Look to biometrics. Some financial institutions are not only using biometrics (like fingerprint scanning) for authentication, but also for other aspects of security. For example, identification-scanning devices, proximity sensors, and beacon technology are being used to identify customers as they enter a branch and alert branch staff to their arrival (or of any potential security issues). By tracking customers through their mobile phone's location services or RFID tags embedded in their debit cards, CFIs can improve their security and enhance the customer experience.
Use new branch designs to your benefit. Many bankers believe that emerging branch models, including open floor designs, can present opportunities to better secure the institution. While tellers or universal bankers need to be more discreet in an open concept, CFIs are also making more use of cash recyclers, which minimize the need for the less-secure traditional teller drawer. Also, smaller branches are replacing conventional large-scale vaults with modular safes, which are more cost-effective and less risky.
Check in-branch systems. While a branch is a physical retail delivery channel, the digital networks need to be secured here too. As branches increasingly embrace the use of more customer-facing and employee-use devices and access points, there are more potential entry points that intruders could exploit. For example, a branch staff member using a tablet to assist a customer or your customers using the information touchscreens or free WiFi access are all vulnerable to security issues.
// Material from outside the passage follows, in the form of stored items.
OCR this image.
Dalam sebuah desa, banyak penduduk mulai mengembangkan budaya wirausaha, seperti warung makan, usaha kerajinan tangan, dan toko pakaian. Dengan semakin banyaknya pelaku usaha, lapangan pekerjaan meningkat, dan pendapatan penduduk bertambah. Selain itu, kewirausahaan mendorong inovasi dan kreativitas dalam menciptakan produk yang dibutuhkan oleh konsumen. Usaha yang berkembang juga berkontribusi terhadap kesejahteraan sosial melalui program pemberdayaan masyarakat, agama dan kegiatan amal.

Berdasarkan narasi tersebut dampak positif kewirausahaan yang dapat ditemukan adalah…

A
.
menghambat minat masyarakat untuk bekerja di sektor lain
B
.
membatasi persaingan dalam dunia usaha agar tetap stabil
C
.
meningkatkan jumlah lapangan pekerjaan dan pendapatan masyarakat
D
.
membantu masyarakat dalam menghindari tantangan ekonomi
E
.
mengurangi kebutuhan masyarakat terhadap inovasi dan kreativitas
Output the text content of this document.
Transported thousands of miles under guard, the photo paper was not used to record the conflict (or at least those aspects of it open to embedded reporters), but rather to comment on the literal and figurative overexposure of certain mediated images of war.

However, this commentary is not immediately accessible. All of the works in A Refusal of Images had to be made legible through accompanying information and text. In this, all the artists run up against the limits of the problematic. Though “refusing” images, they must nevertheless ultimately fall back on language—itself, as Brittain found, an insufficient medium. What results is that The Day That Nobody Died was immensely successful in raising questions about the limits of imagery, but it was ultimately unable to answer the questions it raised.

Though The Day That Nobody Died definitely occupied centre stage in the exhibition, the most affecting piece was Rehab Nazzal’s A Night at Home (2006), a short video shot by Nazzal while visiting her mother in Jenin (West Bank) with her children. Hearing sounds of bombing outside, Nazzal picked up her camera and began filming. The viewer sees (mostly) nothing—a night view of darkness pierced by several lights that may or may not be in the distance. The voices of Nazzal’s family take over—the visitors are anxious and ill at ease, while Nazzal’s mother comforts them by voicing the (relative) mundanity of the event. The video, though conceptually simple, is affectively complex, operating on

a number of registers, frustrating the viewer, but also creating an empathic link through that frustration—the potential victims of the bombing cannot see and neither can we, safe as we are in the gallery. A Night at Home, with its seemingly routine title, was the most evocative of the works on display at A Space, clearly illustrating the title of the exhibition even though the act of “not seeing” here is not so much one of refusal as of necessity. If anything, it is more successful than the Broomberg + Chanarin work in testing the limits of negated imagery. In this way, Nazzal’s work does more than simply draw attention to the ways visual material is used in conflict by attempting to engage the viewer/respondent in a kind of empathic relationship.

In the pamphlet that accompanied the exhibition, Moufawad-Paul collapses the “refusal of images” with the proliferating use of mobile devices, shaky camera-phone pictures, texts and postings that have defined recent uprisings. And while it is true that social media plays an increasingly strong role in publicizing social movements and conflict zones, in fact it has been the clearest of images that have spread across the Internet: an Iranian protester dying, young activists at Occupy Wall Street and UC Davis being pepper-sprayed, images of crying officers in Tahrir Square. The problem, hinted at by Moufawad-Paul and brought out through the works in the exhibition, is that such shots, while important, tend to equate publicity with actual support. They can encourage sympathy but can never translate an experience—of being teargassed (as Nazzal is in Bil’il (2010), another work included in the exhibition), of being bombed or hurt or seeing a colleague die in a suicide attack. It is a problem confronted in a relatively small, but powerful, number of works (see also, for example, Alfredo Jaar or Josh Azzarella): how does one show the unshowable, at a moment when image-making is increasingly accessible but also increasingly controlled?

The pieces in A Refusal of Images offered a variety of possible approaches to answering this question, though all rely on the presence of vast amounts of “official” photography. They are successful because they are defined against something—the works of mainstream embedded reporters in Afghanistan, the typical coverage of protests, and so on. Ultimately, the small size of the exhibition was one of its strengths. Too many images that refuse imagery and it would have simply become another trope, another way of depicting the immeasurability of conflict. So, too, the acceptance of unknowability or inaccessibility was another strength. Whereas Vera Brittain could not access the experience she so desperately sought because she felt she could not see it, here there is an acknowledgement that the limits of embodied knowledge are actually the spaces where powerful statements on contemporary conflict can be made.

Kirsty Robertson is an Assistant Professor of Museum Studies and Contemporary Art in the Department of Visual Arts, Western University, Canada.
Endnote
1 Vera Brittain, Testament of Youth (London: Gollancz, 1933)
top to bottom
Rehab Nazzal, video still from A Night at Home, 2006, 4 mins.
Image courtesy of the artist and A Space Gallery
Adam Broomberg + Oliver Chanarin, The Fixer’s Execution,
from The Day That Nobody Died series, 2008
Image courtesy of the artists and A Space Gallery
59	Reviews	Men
Your IT team should regularly verify that certain internal networks and systems are walled off from customer access and even consider isolating from the wider network any mission-critical data or operational networks.
As you open your branches up wider to customer access, there could be new security challenges. However, with some thoughtful modifications and tightened review in key areas, your branches can remain safe and secure and still welcoming to your customers.